Peki bilirkişilerimiz liyakatli mi? Hem ceza davalarında hem de hukuk yani tazminat davalarında bilirkişi raporu alınacak. Bilirkişiler ölümlerde, yaralanmalarda kim kusurlu, bedensel ve maddi zarar ne kadar hesaplamaya çalışacak. Hesaplamaya çalışacak diyorum çünkü 20 yıllık meslek tecrübem adliyenin en zayıf karnının bilirkişilik kurumu olduğu yönünde. Konu uzun ama bilmeyenlerin bilirkişi olmasını, liyakatsiz veya tembel hakimlerin kendi işlerini bilirkişilere yaptırmasını, kanunun bilirkişilere ilişkin maddelerinin hiç uygulanmamasını, rüşvet tehlikesini örnek verebiliriz. Bilirkişi ve hakimlerimiz depremde enkaz altında kalan eşyalarınızı ispatlayın diyebilir mesela. Salt bu nedenle davalar 1-2 yıl uzayabilir. Nereden mi biliyorum, 2011 Van Depreminden biliyorum…

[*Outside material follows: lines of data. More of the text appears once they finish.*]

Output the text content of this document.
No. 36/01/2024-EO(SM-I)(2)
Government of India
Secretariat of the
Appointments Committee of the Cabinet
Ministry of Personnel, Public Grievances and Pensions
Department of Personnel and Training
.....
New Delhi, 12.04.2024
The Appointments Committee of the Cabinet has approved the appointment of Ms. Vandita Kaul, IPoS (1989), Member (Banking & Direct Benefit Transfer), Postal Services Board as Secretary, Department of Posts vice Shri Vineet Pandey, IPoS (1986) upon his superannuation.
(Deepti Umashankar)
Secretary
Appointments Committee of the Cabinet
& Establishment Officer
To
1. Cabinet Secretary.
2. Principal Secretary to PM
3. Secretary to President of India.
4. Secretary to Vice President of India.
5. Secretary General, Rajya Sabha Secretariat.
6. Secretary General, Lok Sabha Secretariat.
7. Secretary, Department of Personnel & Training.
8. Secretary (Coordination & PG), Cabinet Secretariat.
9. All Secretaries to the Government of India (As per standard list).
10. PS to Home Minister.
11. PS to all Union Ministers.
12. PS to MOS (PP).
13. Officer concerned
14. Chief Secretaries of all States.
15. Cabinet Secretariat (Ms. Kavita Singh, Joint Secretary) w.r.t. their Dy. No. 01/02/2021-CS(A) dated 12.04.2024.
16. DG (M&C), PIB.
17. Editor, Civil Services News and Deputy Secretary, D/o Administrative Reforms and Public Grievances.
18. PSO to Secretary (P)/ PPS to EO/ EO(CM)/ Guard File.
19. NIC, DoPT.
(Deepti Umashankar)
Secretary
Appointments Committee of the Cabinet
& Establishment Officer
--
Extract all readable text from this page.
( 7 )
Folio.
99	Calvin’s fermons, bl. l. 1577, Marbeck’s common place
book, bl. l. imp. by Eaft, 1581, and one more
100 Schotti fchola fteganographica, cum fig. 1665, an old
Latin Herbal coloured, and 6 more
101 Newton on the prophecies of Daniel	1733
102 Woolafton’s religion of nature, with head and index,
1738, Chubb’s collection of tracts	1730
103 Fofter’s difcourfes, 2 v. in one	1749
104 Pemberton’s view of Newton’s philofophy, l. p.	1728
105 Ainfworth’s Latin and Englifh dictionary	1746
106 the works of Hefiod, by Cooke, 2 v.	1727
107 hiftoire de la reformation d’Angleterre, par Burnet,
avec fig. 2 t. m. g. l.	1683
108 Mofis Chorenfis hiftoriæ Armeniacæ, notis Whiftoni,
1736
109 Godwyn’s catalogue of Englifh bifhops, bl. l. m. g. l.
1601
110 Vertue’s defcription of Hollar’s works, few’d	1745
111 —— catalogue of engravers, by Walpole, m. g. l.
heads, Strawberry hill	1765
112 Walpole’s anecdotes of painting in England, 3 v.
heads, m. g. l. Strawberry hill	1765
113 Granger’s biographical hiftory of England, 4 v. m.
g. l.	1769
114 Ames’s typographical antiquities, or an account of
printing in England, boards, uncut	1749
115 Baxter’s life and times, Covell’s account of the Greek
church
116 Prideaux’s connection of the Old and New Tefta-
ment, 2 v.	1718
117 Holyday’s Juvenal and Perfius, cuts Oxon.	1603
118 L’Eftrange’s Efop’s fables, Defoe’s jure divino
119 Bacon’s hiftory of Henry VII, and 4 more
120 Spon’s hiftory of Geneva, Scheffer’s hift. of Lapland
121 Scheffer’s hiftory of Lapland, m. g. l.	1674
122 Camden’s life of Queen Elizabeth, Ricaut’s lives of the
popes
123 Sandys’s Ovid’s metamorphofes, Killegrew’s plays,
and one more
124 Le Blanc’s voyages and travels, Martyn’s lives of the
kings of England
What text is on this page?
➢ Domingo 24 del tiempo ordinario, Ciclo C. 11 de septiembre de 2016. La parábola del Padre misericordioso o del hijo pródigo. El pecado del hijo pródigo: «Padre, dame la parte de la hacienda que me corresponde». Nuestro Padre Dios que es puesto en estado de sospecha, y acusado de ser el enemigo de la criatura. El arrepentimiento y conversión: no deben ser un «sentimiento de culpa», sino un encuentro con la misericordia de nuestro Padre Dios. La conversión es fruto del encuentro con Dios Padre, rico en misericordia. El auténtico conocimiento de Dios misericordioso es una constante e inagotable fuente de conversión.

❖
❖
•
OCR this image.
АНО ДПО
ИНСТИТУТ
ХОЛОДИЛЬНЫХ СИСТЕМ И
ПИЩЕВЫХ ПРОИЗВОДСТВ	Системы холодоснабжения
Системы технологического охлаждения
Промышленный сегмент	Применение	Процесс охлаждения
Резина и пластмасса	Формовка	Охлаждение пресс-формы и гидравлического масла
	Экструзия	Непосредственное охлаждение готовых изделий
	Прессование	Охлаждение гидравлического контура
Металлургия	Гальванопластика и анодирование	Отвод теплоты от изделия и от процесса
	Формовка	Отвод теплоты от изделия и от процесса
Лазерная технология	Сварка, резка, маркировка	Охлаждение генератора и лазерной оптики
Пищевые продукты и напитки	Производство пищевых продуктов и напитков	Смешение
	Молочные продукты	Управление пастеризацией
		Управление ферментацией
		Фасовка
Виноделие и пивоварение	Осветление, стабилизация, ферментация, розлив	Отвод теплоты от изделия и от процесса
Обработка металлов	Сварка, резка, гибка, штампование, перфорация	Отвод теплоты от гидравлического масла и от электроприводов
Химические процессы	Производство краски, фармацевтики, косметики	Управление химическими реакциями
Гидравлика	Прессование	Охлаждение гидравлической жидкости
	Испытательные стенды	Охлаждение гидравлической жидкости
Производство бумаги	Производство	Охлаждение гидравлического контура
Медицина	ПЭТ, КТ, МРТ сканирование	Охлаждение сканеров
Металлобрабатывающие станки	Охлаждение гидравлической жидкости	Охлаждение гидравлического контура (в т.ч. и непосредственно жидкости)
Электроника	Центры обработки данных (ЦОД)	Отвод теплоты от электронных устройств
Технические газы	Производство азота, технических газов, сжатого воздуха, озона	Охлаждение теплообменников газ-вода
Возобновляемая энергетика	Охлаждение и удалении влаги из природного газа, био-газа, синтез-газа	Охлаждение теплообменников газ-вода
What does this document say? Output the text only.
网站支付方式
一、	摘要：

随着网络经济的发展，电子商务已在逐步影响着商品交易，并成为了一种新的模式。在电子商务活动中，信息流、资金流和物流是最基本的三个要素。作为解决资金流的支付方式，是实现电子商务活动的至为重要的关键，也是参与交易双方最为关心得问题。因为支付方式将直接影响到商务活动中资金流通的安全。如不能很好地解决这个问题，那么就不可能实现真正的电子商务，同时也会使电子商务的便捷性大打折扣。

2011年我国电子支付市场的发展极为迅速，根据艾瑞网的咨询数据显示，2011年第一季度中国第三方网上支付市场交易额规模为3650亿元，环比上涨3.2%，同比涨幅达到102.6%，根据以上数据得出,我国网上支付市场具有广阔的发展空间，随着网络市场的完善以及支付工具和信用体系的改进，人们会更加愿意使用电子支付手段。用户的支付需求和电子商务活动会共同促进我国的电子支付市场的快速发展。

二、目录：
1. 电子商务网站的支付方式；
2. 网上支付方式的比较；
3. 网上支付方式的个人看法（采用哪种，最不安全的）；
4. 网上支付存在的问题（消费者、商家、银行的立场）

Depremzede yurttaşlarımız haklı olarak devletin de sorumluluğuna gitmek isteyecek. Belediye, valilik, bakanlık avukatları da, sizin binada imar barışından faydalanılmış, dava reddedilsin diyecek, hakim de aynı görüşte olursa bir de üstüne mahkeme masrafı ve avukatlık ücreti ödeyecek depremzede yurttaşlarımız…
Yaralanan depremzede yurttaşlarımız 6 aylık savcılık şikayet süresini kaçırırsa bir hak kaybı da bu nedenle yaşanacak… Depremde yaralanma neden şikayete bağlı bir suç? Adil mi?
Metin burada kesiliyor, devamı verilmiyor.